Es ist eine Ethik, die auf Altes und Bewährtes sich bezieht und mit Neuem konfrontiert.

»Ihr habt gehört - Ich aber sage euch…« (Matthäus 5, 21ff)

Es ist eine Ethik, die herkömmliche Werte und Urteile umkehrt.

»Selig sind… « (Matthäus 5, 3ff) »Sorgt nicht…« (Matthäus 6, 25ff)

Es ist eine Ethik, die zuallererst entlastet, weil sie auf der bedingungslosen Zuwendung Gottes und seinem Zutrauen in uns ruht. Eine Ethik aber auch, die klare Grenzen zieht und darin zur Entscheidung ruft.

»Niemand kann zwei Herren dienen...« (Matthäus 6, 24)

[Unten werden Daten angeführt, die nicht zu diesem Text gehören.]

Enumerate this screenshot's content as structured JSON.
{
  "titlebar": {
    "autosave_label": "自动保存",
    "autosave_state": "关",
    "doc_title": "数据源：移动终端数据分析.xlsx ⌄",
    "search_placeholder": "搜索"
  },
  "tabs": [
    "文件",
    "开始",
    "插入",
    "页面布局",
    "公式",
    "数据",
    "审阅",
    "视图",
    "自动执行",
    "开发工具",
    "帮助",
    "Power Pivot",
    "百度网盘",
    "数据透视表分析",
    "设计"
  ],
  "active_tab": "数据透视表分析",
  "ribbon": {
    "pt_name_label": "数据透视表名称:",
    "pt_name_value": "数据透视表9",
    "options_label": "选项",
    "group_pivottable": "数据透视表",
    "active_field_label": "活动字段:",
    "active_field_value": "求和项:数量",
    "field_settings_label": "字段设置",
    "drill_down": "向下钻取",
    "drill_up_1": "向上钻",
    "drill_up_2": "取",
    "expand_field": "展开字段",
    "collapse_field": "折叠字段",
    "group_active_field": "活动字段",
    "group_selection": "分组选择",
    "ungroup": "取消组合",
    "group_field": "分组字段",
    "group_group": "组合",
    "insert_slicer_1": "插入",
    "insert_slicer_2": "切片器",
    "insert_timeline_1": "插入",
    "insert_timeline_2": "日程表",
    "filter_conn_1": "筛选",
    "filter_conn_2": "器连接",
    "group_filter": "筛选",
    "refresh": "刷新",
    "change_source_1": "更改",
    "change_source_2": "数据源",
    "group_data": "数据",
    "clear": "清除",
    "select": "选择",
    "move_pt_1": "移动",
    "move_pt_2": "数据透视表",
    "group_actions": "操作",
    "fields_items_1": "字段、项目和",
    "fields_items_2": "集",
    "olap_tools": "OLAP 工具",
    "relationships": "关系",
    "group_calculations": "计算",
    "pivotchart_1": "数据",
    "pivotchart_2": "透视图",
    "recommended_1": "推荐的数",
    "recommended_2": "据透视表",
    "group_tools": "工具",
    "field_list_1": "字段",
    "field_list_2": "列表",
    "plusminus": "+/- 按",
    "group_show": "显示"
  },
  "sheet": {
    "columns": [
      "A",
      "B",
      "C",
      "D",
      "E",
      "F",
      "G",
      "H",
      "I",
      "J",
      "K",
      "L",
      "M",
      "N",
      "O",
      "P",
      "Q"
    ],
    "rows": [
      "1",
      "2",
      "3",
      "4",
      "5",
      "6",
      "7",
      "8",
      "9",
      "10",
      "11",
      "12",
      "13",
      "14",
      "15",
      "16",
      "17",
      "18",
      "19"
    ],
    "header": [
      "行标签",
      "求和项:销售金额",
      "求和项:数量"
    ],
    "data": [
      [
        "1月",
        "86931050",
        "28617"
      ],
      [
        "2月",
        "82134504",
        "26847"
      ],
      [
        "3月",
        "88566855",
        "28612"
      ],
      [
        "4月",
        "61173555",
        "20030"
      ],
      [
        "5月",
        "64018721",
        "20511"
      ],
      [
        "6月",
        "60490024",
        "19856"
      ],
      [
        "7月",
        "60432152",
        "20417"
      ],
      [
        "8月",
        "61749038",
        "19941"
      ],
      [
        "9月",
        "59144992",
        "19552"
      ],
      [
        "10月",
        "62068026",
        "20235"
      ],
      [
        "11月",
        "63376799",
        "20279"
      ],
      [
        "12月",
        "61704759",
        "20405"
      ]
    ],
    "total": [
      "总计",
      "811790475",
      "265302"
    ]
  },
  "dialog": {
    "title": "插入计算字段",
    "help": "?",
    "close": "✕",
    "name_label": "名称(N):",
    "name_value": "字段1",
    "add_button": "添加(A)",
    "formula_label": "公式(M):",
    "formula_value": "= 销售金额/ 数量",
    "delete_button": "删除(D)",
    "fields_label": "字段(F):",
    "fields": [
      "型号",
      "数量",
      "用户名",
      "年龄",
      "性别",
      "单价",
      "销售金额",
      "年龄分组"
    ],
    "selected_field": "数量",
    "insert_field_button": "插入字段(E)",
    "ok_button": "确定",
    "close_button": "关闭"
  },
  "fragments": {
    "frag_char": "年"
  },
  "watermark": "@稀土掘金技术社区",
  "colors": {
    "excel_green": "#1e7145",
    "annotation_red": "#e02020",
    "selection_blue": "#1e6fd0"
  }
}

Jeder Einzelne, aber auch Gesellschaften und Staaten befinden sich im Übergang, sind ständig Veränderungen unterworfen. Die Bergpredigt kann durchaus Hilfe bei anstehenden Entscheidungen sein. Auch wenn Politiker in der Regel der Meinung sind, mit der Bergpredigt kann man die Welt nicht regieren, gibt sie Impulse für neue politische Optionen. »Liebet eure Feinde«, das kann eine Aufforderung sein, mit den Taliban oder Terroristen besser zu verhandeln, als Gleiches mit Gleichem zu vergelten.

Die Bergpredigt leitet an, nicht nur nach dem zum Schutz und Leben Notwendigen zu fragen, sondern auch nach dem in der Liebe Möglichen zu fragen. Und aus der Spannung zwischen dem Notwendigen und dem Möglichen in der noch nicht erlösten Welt das Angemessene zu tun. Weil Gottes Zuwendung der Grund der Zumutung ist, können Christen über das Notwendige und Angemessene auch das der Liebe Mögliche und dem Reich Gottes Entsprechende tun - die andere Wange hinhalten, mehr nach dem anderen als nach sich selbst zu fragen, auf Recht zu verzichten, um Liebe erfahrbar zu machen. Die Bergpredigt als eine Zumutung traut Christen das zu, auch im Alltag.